A stylish kitchen featured on the Sub-Zero and Wolf website.

In luxury homes across the nation, high-end refrigerators continue to serve as significant status symbols, as well as intriguing economic indicators. In a New York Times article this week on the erosion of the middle class, G.E. shares how sales of their Café line of refrigerators—which boast features like hot water dispensers to the tune of a $1,700 to $3,000 price tag—outpace mass-market fridge sales.

Whether a reflection of one’s style and taste, a status symbol, or an appliance simply beloved for its frigid capabilities, the fridge certainly has something to say.

References

  • Cowan, Ruth Schwartz. “Chapter 15: How the Refrigerator Got Its Hum,” in The Social Shaping of Technology,” eds.
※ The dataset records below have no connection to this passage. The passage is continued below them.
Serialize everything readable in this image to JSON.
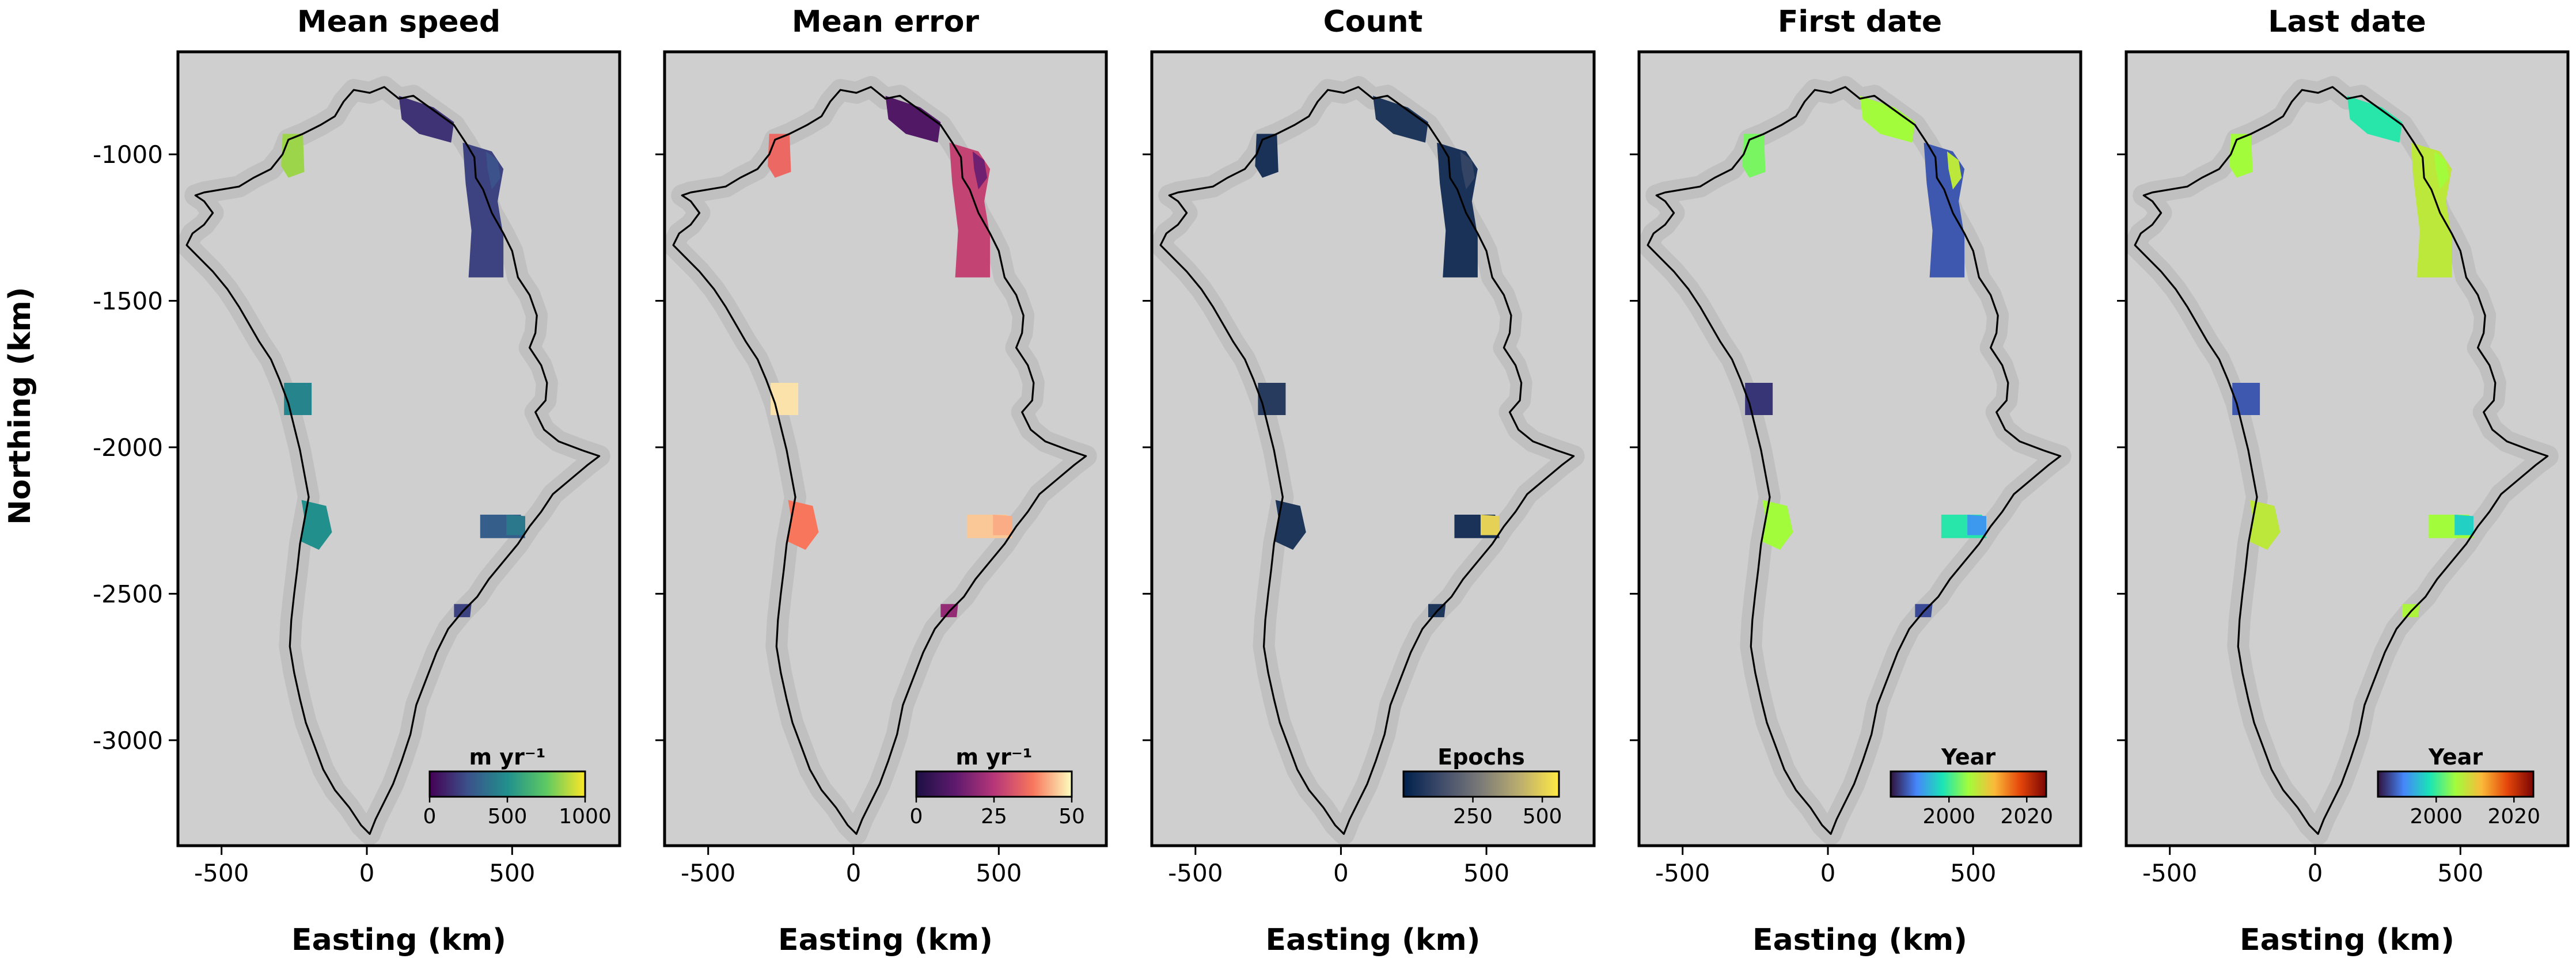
{
  "figure": {
    "ylabel": "Northing (km)",
    "xlabel": "Easting (km)"
  },
  "colors": {
    "background": "#ffffff",
    "panel_fill": "#cfcfcf",
    "outline": "#000000",
    "hillshade": "#b9b9b9"
  },
  "chart_data": [
    {
      "type": "heatmap",
      "title": "Mean speed",
      "xlabel": "Easting (km)",
      "ylabel": "Northing (km)",
      "xticks": [
        -500,
        0,
        500
      ],
      "yticks": [
        -1000,
        -1500,
        -2000,
        -2500,
        -3000
      ],
      "xlim": [
        -650,
        870
      ],
      "ylim": [
        -3360,
        -650
      ],
      "colorbar": {
        "label": "m yr⁻¹",
        "range": [
          0,
          1000
        ],
        "ticks": [
          0,
          500,
          1000
        ],
        "colormap": "viridis"
      },
      "background_level": 0.14,
      "region_levels": [
        0.85,
        0.15,
        0.2,
        0.25,
        0.45,
        0.5,
        0.3,
        0.4,
        0.2
      ]
    },
    {
      "type": "heatmap",
      "title": "Mean error",
      "xlabel": "Easting (km)",
      "ylabel": "",
      "xticks": [
        -500,
        0,
        500
      ],
      "yticks": [
        -1000,
        -1500,
        -2000,
        -2500,
        -3000
      ],
      "xlim": [
        -650,
        870
      ],
      "ylim": [
        -3360,
        -650
      ],
      "colorbar": {
        "label": "m yr⁻¹",
        "range": [
          0,
          50
        ],
        "ticks": [
          0,
          25,
          50
        ],
        "colormap": "inferno"
      },
      "background_level": 0.25,
      "region_levels": [
        0.7,
        0.2,
        0.55,
        0.3,
        0.95,
        0.75,
        0.9,
        0.85,
        0.4
      ]
    },
    {
      "type": "heatmap",
      "title": "Count",
      "xlabel": "Easting (km)",
      "ylabel": "",
      "xticks": [
        -500,
        0,
        500
      ],
      "yticks": [
        -1000,
        -1500,
        -2000,
        -2500,
        -3000
      ],
      "xlim": [
        -650,
        870
      ],
      "ylim": [
        -3360,
        -650
      ],
      "colorbar": {
        "label": "Epochs",
        "range": [
          0,
          560
        ],
        "ticks": [
          250,
          500
        ],
        "colormap": "cividis"
      },
      "background_level": 0.1,
      "region_levels": [
        0.1,
        0.12,
        0.1,
        0.2,
        0.15,
        0.12,
        0.1,
        0.9,
        0.12
      ]
    },
    {
      "type": "heatmap",
      "title": "First date",
      "xlabel": "Easting (km)",
      "ylabel": "",
      "xticks": [
        -500,
        0,
        500
      ],
      "yticks": [
        -1000,
        -1500,
        -2000,
        -2500,
        -3000
      ],
      "xlim": [
        -650,
        870
      ],
      "ylim": [
        -3360,
        -650
      ],
      "colorbar": {
        "label": "Year",
        "range": [
          1985,
          2025
        ],
        "ticks": [
          2000,
          2020
        ],
        "colormap": "turbo"
      },
      "background_level": 0.06,
      "region_levels": [
        0.45,
        0.5,
        0.1,
        0.55,
        0.05,
        0.5,
        0.35,
        0.2,
        0.08
      ]
    },
    {
      "type": "heatmap",
      "title": "Last date",
      "xlabel": "Easting (km)",
      "ylabel": "",
      "xticks": [
        -500,
        0,
        500
      ],
      "yticks": [
        -1000,
        -1500,
        -2000,
        -2500,
        -3000
      ],
      "xlim": [
        -650,
        870
      ],
      "ylim": [
        -3360,
        -650
      ],
      "colorbar": {
        "label": "Year",
        "range": [
          1985,
          2025
        ],
        "ticks": [
          2000,
          2020
        ],
        "colormap": "turbo"
      },
      "background_level": 0.55,
      "region_levels": [
        0.5,
        0.35,
        0.55,
        0.5,
        0.1,
        0.55,
        0.5,
        0.3,
        0.52
      ]
    }
  ]
}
Donald MacKenzie and Judy Majcman (Philadelphia: Open University Press, 1985), 202-218. 
  • Grahame, Peter R. “Objects, texts, and practices: The refrigerator in consumer discourses between the wars,” in The Socialness of Things: Essays on the Socio-Semiotics of Objects, (ed.) Stephen Harold Riggin. (Berlin: Mouton de Gruyter, 1994). 
  • Isenstadt, Sandy. “Visions of Plenty: Refrigerators in America around 1950.” Journal of Design History 11, 4 (1998): 311-321. 
  • Nickles, Shelley. “’Preserving Women’: Refrigerator Design as Social Process in the 1930s.” Technology and Culture 43, 4 (2002): 693-727. 
  • Young, William H. and Nancy K. Young. American Popular Culture Through History: The 1930s. Westport: Greenwood Publishing Group, 2002.